The top issue on Bernie Sanders’ website is Income and Wealth Inequality. “America now has more wealth and income inequality than any major developed country on earth, and the gap between the very rich and everyone else is wider than at any time since the 1920s.” He is running on a platform of bridging the income gap. The gap is not the problem. It is a good sound bite, but the problem is not CEO pay but rather the deregulation of capitalism. With deregulation, companies can do what companies do, which is to make shareholders rich while following the letter of the law. In capitalism there is no regard for doing what is right and ethical. The laws and law makers must make the companies do what is agreed upon in our society as the right thing and there must be consequences.
I agree with many of Sanders’ solutions: increase minimum wage, increase in taxes for corporations and the wealthy, BUT I am a capitalist who believes in heavily regulated capitalism that protects workers, society and the environment. We live in a capitalist country and it has made us richer than most of the rest of the world. According to the Global Rich List, a website that brings awareness to worldwide income disparities, an income of $32,400 puts you in the top 1% globally. If you make more than $25,000 you are in the top 2%. The poverty line in the U.S. is $11,880 and globally that makes you in the top 15% of the richest people on the planet.
In capitalism there will always be wealth and income inequality. More focus needs to be on raising the bottom than limiting the top. Why do we care if CEOs makes obscene amounts of income if they pay fair share taxes, there are good jobs and health care for all, and if everyone who works makes a living wage? We have one of the strongest and most robust economies in the world; most of us are, by definition, in the global top 2%. The changes in the last 100 years have reduced monopolies, reduced working hours, reduced work related injuries and reduced workplace deaths.
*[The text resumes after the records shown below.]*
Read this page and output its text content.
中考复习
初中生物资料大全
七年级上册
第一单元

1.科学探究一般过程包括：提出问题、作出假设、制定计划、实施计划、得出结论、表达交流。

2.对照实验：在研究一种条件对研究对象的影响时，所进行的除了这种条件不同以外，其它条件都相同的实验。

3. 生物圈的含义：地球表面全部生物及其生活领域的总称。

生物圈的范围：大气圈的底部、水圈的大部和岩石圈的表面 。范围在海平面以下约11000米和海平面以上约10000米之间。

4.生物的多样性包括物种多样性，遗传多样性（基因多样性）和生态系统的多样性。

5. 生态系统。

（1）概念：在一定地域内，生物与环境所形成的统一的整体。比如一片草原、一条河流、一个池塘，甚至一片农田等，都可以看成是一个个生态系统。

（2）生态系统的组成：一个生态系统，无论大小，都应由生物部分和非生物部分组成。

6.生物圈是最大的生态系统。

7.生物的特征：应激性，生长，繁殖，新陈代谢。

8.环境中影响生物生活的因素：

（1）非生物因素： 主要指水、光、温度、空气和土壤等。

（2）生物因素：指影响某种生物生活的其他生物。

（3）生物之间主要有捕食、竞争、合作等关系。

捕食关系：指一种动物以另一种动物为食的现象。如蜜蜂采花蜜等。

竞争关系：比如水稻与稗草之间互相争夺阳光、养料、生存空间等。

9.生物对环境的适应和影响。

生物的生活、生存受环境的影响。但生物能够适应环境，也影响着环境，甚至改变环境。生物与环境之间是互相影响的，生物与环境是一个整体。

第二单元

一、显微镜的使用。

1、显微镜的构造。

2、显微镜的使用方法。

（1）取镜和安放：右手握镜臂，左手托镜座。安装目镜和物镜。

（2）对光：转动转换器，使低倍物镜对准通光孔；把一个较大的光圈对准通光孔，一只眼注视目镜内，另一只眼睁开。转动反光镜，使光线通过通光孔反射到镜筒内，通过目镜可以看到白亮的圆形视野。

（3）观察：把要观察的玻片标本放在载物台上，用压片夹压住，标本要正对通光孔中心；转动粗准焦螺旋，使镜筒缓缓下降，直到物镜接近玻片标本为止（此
Workers now have legal rights and employers have legal requirements. More still needs to be done to protect the environment, get money out of politics and make sure all workers earn a living wage, but great progress has been made.
We are the globally rich, and when we give our money to foreign aid and our companies invest in foreign economic development, we can help the world rise out of poverty as we have defined it. If we increase protectionism and isolation and try to keep our economy contained and outside of the global economy it hurts our long-term economic growth. This could end trade agreements and cause our prices of imported goods to go up. When we trade with other nations and invest in jobs overseas we are helping other economies grow and exporting our way of life and increasing their standard of living as well as our own.
CNN reports Beijing now tops the 2016 list of the cities with the most billionaires, beating New York for the first time. Moscow is No. 3, and five of the top 10 cities are in China, The People’s Republic of China, that is. China is no longer really a communist country. As a result of foreign investment, joint ventures and economic reforms started in the 1970s, China’s economy has been booming for decades and is now considered a form of state capitalism. The Chinese believe that “a rising tide lifts all boats” and are focused on a growing economy for all, without limiting the billionaires. Capitalism has flaws, but if regulated, it works for economic development.
Limiting people’s incomes is socialism and will not work. Why stop at CEO pay? Actors, athletes and big business owners all makes substantially more than the average person. Where do we stop? When we move to limit one group over another it becomes discriminatory. In capitalism, what a person earns is what the market is willing to pay. This is between the owners and the employees. Limiting income limits innovation and has the potential to take away the incentive for people to achieve. It also does nothing to solve the real problem of raising the minimum wage. Limiting incomes moves our economy from capitalism to socialism. The failure of the former Soviet Union and China’s shift to state capitalism has proven that socialism doesn’t work. So let us change the focus from the income gap to the real problem of increasing regulations on our form of capitalism, starting with a raise in the minimum wage.